Parole de septembre 2022, mise en texte par Pierre

Quand je circule à vélo dans les rues de la ville de Saint-Nazaire, j’aperçois souvent, en fond de paysage, au-dessus des toits, un inhabituel immeuble à balcons. C’est un paquebot en phase de finition, amarré dans un bassin du port. Au bout de quelques semaines, il disparaît. Puis un autre apparaît à un autre endroit, près d’un autre quai. On ne peut pas les rater. Leurs structures en acier dominent la ville. Saint-Nazaire est indissociable de cette image liée à la construction navale.
À côté de mon travail de cheminot que j’exerce à mi-temps, mes activités de responsable syndical m’amènent à être souvent en contact avec les travailleurs des Chantiers de l’Atlantique. Mais je rencontre aussi ceux qui appartiennent à d’autres pans du territoire nazairien marqués par l’industrie, la métallurgie, le service public. Située sur les bords de Loire, en amont, près de Donges, la raffinerie constitue également un point de repère assez visible au-delà des cuves du terminal méthanier. Et, depuis le toit de la base sous-marine ou depuis le sommet du pont, on arrive même à apercevoir, au loin, la centrale électrique de Cordemais.

Aux alentours du port, les stigmates des entreprises des années de l’après-guerre s’effacent peu à peu. Ces friches industrielles ont été récupérées par la ville pour réaliser des aménagements urbains ou ont été reconquises notamment par les chantiers navals. Il reste encore moins de vestiges d’avant-guerre puisque la ville a été détruite par les bombardements. On peut encore voir l’usine élévatoire, construite au début du XXe siècle pour maintenir les bassins du port à flot, et les forges de Trignac qui datent des débuts de la construction navale. Il y avait, à cette époque, des échanges maritimes avec le Pays de Galles pour la houille et les poteaux de mine et avec l’Espagne pour le minerai de fer. Et de grandes grèves se développaient déjà. Saint-Nazaire servait alors de point d’ancrage sur l’ensemble de la région.

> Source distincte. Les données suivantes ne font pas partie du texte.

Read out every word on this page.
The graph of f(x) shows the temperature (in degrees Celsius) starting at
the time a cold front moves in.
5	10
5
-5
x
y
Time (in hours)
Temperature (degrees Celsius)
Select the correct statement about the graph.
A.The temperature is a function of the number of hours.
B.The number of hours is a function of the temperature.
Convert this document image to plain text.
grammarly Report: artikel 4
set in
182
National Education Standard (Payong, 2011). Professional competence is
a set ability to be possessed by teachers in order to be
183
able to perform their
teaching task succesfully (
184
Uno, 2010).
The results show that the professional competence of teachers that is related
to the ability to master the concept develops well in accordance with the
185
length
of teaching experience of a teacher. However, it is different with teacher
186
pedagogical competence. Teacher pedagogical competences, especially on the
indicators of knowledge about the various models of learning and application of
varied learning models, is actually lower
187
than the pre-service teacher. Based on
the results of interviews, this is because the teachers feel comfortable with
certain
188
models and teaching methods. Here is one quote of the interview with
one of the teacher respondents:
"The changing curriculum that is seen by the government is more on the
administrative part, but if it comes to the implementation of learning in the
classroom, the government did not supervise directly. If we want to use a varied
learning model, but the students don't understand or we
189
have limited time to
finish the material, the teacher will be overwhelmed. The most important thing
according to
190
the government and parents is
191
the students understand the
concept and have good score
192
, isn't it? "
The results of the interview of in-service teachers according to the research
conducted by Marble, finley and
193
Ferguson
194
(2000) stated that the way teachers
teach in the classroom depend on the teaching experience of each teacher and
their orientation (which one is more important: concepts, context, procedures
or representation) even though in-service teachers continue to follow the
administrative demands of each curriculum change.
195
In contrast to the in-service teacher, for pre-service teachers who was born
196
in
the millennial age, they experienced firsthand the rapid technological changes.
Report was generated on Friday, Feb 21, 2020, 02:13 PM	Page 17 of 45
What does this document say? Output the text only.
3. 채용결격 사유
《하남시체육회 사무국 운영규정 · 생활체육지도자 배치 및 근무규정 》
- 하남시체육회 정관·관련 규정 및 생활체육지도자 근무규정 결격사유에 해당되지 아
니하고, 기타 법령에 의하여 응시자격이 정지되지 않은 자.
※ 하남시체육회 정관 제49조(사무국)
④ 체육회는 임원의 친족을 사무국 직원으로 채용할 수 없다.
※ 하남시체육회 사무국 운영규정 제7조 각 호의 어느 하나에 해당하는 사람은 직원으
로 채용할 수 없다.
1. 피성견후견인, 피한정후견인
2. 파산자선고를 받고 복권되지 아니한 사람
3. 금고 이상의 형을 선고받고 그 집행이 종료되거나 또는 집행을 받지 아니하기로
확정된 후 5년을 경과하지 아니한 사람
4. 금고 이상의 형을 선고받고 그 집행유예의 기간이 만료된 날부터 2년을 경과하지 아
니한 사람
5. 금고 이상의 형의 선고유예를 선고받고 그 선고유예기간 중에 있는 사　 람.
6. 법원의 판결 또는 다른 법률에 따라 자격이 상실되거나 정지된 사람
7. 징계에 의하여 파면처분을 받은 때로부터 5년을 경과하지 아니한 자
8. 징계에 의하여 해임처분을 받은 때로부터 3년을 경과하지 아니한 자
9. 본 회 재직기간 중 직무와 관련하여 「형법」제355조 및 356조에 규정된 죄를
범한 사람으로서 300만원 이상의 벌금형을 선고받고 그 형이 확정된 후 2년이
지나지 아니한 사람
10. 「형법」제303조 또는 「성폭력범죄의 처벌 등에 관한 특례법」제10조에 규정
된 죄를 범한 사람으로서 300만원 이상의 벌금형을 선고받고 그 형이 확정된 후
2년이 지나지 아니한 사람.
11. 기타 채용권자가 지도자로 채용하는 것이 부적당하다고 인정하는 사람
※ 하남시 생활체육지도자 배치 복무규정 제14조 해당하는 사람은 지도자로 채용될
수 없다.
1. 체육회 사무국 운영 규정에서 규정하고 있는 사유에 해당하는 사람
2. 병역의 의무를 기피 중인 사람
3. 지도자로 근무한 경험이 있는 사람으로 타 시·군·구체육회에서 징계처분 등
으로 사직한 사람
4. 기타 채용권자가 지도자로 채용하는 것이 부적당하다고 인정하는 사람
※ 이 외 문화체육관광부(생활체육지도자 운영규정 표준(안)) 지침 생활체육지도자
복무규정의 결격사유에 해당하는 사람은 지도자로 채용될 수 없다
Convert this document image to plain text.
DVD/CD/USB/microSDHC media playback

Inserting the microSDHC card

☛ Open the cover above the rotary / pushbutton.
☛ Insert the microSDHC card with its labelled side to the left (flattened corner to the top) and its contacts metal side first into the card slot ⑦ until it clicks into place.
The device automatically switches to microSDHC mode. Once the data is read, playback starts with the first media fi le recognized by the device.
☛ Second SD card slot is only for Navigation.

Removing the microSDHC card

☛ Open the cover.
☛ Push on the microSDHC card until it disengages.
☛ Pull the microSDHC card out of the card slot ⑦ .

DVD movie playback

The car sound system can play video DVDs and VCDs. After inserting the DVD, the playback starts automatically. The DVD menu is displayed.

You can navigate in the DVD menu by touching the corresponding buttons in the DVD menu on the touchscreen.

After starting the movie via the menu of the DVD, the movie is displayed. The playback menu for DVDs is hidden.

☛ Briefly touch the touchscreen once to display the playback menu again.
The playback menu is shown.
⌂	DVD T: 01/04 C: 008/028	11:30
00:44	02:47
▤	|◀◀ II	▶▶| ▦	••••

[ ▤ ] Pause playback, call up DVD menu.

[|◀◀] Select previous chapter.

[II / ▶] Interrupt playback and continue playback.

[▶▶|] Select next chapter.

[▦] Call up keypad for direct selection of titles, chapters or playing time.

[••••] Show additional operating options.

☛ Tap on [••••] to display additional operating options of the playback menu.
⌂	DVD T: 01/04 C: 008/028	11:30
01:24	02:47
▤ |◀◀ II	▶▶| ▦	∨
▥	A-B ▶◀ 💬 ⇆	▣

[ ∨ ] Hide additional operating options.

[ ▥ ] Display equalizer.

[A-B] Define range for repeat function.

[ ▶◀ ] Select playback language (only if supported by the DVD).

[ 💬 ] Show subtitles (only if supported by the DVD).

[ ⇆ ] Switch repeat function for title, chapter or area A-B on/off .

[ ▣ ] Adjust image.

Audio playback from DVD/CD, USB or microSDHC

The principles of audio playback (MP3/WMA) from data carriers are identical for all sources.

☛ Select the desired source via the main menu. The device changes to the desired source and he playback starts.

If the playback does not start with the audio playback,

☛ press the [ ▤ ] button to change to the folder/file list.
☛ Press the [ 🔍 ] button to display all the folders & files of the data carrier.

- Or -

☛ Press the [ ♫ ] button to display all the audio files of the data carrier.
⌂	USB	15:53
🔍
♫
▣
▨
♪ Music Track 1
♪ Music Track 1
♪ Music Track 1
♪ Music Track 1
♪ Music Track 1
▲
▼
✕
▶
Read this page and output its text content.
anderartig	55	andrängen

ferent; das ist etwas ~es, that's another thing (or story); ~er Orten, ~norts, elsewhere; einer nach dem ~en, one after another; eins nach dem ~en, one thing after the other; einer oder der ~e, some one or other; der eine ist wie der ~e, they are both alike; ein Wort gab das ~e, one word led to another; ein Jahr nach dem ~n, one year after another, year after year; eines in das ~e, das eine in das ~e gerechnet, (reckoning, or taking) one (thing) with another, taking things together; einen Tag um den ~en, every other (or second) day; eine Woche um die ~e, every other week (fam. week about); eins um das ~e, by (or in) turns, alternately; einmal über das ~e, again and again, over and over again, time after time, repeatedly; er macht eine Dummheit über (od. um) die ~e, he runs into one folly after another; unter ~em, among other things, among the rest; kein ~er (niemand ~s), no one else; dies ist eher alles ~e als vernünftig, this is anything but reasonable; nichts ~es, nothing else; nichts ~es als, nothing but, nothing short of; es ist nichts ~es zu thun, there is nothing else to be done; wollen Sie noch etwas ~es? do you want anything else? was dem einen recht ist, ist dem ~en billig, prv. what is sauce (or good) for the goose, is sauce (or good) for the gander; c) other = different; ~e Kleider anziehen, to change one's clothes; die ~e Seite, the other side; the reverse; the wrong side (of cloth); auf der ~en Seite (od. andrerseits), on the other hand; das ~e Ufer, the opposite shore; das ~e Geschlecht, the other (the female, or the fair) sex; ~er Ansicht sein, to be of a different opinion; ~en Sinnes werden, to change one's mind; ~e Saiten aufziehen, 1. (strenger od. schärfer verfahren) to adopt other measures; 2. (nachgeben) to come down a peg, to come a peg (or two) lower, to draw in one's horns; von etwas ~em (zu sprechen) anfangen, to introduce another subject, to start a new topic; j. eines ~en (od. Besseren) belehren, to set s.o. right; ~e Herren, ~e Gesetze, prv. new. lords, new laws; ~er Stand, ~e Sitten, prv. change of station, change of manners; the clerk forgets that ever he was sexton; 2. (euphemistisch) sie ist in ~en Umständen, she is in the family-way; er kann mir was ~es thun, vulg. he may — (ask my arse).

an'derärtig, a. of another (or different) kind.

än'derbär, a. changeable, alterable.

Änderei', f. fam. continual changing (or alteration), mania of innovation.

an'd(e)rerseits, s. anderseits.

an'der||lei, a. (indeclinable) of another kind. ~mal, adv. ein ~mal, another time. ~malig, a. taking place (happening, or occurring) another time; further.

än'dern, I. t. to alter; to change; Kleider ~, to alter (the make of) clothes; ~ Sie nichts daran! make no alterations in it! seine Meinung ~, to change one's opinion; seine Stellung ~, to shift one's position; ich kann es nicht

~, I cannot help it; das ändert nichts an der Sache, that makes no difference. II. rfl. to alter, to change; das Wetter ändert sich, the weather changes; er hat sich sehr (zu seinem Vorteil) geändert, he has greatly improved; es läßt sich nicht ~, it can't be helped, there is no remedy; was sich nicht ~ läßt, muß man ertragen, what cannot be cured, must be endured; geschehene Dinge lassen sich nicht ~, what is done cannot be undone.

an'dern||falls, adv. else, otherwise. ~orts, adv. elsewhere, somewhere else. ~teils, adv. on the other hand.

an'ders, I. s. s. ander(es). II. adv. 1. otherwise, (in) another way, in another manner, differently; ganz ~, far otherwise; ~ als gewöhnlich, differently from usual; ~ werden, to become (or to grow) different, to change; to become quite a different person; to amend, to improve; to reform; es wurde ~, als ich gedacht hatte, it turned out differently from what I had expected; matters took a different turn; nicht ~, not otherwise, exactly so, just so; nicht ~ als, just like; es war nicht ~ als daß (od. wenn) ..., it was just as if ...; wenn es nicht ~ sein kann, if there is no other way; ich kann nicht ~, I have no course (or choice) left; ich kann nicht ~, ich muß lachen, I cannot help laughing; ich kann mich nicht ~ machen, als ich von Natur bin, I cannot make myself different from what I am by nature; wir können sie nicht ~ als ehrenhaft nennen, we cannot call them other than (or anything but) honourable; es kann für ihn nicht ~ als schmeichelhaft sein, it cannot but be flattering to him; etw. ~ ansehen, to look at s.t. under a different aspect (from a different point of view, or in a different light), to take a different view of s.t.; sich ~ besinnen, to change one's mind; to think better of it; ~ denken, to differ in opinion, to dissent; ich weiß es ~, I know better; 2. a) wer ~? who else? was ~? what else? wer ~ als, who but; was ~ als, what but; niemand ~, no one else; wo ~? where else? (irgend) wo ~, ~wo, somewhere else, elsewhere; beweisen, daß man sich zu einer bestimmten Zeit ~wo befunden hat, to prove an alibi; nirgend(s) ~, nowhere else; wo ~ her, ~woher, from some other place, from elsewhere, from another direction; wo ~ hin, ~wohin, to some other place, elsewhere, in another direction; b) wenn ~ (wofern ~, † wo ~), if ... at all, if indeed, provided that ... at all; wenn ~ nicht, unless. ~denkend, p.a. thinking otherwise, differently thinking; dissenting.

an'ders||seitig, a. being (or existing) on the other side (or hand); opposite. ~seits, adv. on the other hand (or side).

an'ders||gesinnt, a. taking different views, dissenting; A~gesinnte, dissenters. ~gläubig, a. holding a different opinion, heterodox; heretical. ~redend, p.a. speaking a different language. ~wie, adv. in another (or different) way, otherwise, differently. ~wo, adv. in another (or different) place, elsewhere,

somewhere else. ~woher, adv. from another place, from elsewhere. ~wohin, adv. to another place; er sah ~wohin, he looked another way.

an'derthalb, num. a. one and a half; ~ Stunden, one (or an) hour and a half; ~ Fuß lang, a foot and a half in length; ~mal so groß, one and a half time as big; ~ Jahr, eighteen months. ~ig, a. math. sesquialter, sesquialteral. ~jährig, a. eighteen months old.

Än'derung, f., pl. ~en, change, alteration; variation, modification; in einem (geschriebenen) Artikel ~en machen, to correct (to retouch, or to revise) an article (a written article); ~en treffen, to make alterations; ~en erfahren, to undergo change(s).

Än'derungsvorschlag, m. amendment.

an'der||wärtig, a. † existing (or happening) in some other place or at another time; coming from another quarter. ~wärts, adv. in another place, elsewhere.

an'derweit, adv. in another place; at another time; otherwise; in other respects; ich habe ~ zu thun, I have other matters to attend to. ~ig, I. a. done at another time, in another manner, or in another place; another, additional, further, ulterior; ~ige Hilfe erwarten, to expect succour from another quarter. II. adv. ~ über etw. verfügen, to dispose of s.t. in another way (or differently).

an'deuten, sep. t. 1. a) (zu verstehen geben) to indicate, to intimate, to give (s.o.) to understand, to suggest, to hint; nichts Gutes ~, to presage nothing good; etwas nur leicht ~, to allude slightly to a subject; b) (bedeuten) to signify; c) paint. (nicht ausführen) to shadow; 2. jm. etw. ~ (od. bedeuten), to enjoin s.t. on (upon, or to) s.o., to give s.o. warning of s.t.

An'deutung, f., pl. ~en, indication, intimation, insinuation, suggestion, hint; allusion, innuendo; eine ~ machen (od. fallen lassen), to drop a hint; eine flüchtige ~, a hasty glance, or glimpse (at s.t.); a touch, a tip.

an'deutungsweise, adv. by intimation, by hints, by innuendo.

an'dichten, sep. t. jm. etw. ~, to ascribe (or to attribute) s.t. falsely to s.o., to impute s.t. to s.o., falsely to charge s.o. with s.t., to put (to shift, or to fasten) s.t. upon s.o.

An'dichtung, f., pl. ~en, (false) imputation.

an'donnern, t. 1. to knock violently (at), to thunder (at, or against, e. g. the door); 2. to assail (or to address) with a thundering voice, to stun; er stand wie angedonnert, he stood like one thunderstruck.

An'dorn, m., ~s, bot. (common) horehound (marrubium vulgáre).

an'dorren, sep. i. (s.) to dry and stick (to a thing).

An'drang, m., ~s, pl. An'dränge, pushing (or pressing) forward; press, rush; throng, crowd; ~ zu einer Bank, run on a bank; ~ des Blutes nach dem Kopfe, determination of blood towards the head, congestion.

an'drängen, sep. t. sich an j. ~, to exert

Beaucoup de familles venaient s’installer autour des forges et des chantiers navals. La majorité des ouvriers habitait alors la Brière. D’autres venaient du Sud, d’Italie, de Pologne ou encore de Bretagne et de Vendée.
En fait, l’identité nazairienne s’est construite autour du sentiment d’appartenir à un univers commun : celui de l’industrie et de la classe ouvrière plus qu’autour du lieu d’origine de chacun. Ce sentiment d’appartenance a culminé avec les grandes grèves de 1956 dont tous les anciens se souviennent. Il y avait eu des échauffourées, des charges des CRS, un ouvrier s’était retrouvé écrasé sous le portail des chantiers. À ce moment-là, toute la population soutenait les ouvriers. Les familles apportaient de la nourriture ou un peu d’argent quand elles en avaient les moyens. Les commerçants ramenaient des fruits et des légumes pour que les grévistes puissent tenir. C’était la solidarité d’une ville entière qui se reconnaissait ouvrière.
Aujourd’hui, même si, avec la construction navale et aéronautique, elle occupe une place beaucoup plus importante que sur l’ensemble du territoire de la Loire-Atlantique, l’industrie n’est plus ici le secteur prédominant. On sait bien que la production à tout va de navires et d’avions correspond à un modèle économique qui n’est pas viable à long terme. Comme partout ailleurs, les services et les activités commerciales devancent l’industrie. On voit se construire autour de la gare un ensemble de bureaux qui se mêlent à des logements et à de l’hôtellerie. Cette architecture s’inspire de celle des quartiers d’affaires : notre petit quartier de la Défense qui voudrait marquer l’entrée de ville, mais qui, en réalité, semble plutôt l’obstruer. On est là à contrepied de ce qui caractérisait cette agglomération aux bâtiments de hauteur modestes si l’on excepte les tours de logements concentrationnaires qui se dressent dans les quartiers périphériques de la Bouletterie, à l’autre bout de la ville. Saint-Nazaire suit le même chemin que Nantes ou que d’autres grandes villes qui construisent moins d’édifices culturels et industriels que d’immeubles destinés au logement et aux activités du tertiaire.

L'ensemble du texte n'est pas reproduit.